The “ER” caseload per hour is crushing. So quiet pauses for introspection, along with various personal traumas and romantic interludes, are ever the more dramatic in juxtaposition with emergency-room healers and their patients hurtling down hospital corridors thick with humanity, raw feelings and punchy dialogue (“Stabbing coming in!”) to the heavy beat of pulsating music - sequences so wired that you want to suggest that next time they try the decaf.

No subtleties here, no nuances or shadings. Everything on the surface. Yet it was television at its mightiest and most thrilling, and reason enough to rejoin the “ER” bandwagon.

Much roomier these days is the bandwagon for “Murder, She Wrote,” the venerable mystery whose once lofty ratings dove dramatically this season in its new time slot opposite a couple of those hit NBC series (“Friends,” “The Single Guy”) that precede “ER.”

No wonder, then, that Angela Lansbury and her mature groupies didn’t like it much when CBS exiled “Murder, She Wrote” across the planet to Thursdays at 8 p.m., far, far from the beneficial afterglow of dominant “60 Minutes.”

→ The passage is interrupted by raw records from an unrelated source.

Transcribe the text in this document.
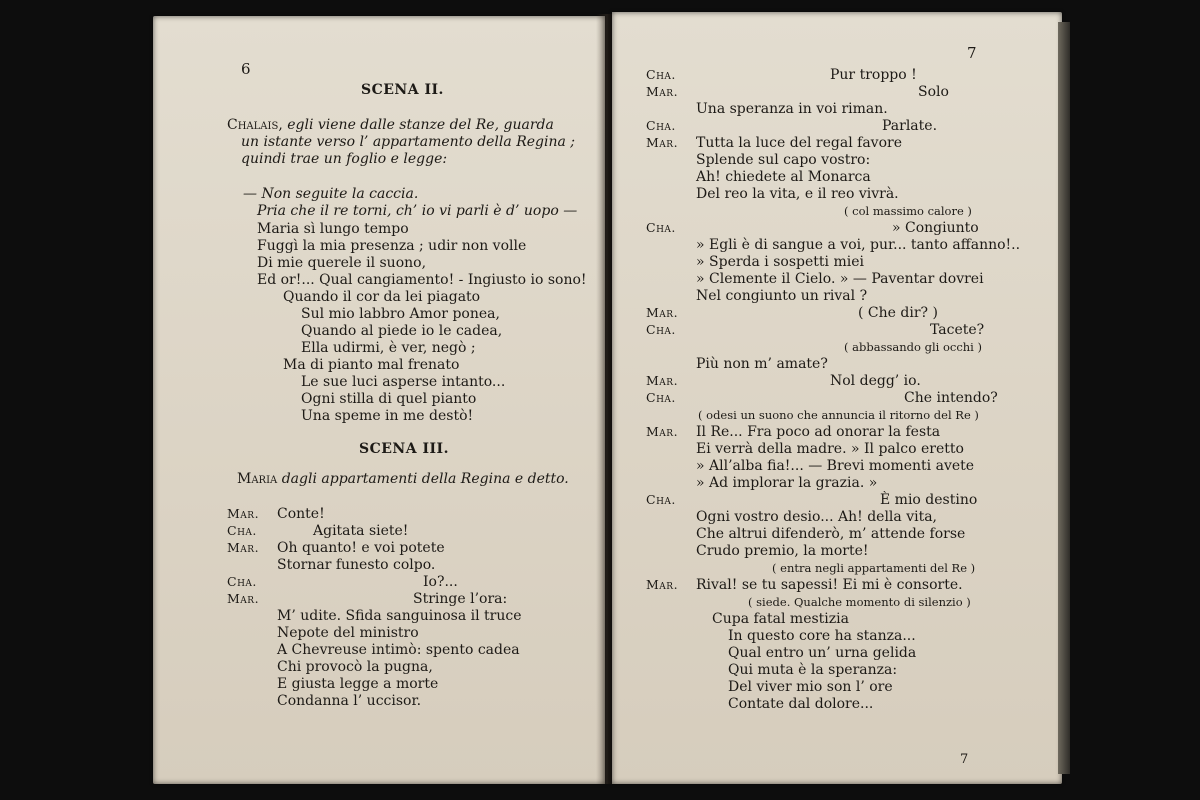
6
SCENA II.
Chalais, egli viene dalle stanze del Re, guarda
un istante verso l’ appartamento della Regina ;
quindi trae un foglio e legge:
— Non seguite la caccia.
Pria che il re torni, ch’ io vi parli è d’ uopo —
Maria sì lungo tempo
Fuggì la mia presenza ; udir non volle
Di mie querele il suono,
Ed or!... Qual cangiamento! - Ingiusto io sono!
Quando il cor da lei piagato
Sul mio labbro Amor ponea,
Quando al piede io le cadea,
Ella udirmi, è ver, negò ;
Ma di pianto mal frenato
Le sue luci asperse intanto...
Ogni stilla di quel pianto
Una speme in me destò!
SCENA III.
Maria dagli appartamenti della Regina e detto.
Mar. Conte!
Cha.	Agitata siete!
Mar. Oh quanto! e voi potete
Stornar funesto colpo.
Cha.	Io?...
Mar.	Stringe l’ora:
M’ udite. Sfida sanguinosa il truce
Nepote del ministro
A Chevreuse intimò: spento cadea
Chi provocò la pugna,
E giusta legge a morte
Condanna l’ uccisor.
7
Cha.	Pur troppo !
Mar.	Solo
Una speranza in voi riman.
Cha.	Parlate.
Mar. Tutta la luce del regal favore
Splende sul capo vostro:
Ah! chiedete al Monarca
Del reo la vita, e il reo vivrà.
( col massimo calore )
Cha.	» Congiunto
» Egli è di sangue a voi, pur... tanto affanno!..
» Sperda i sospetti miei
» Clemente il Cielo. » — Paventar dovrei
Nel congiunto un rival ?
Mar.	( Che dir? )
Cha.	Tacete?
( abbassando gli occhi )
Più non m’ amate?
Mar.	Nol degg’ io.
Cha.	Che intendo?
( odesi un suono che annuncia il ritorno del Re )
Mar. Il Re... Fra poco ad onorar la festa
Ei verrà della madre. » Il palco eretto
» All’alba fia!... — Brevi momenti avete
» Ad implorar la grazia. »
Cha.	È mio destino
Ogni vostro desio... Ah! della vita,
Che altrui difenderò, m’ attende forse
Crudo premio, la morte!
( entra negli appartamenti del Re )
Mar. Rival! se tu sapessi! Ei mi è consorte.
( siede. Qualche momento di silenzio )
Cupa fatal mestizia
In questo core ha stanza...
Qual entro un’ urna gelida
Qui muta è la speranza:
Del viver mio son l’ ore
Contate dal dolore...
7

Moving her show worked out fine for me, however. It made me a devoted fan of “Cybill,” now occupying Lansbury’s former 8 p.m. Sunday time slot.

After reviewing “Cybill” last season, I rarely watched it on Mondays. Because I never miss “60 Minutes” at 7 p.m. Sunday, though, I now never miss “Cybill,” affirming that in my case, at least, the power of the lead-ins is no myth. As they sometimes say on “ER,” I’m definitely getting a pulse.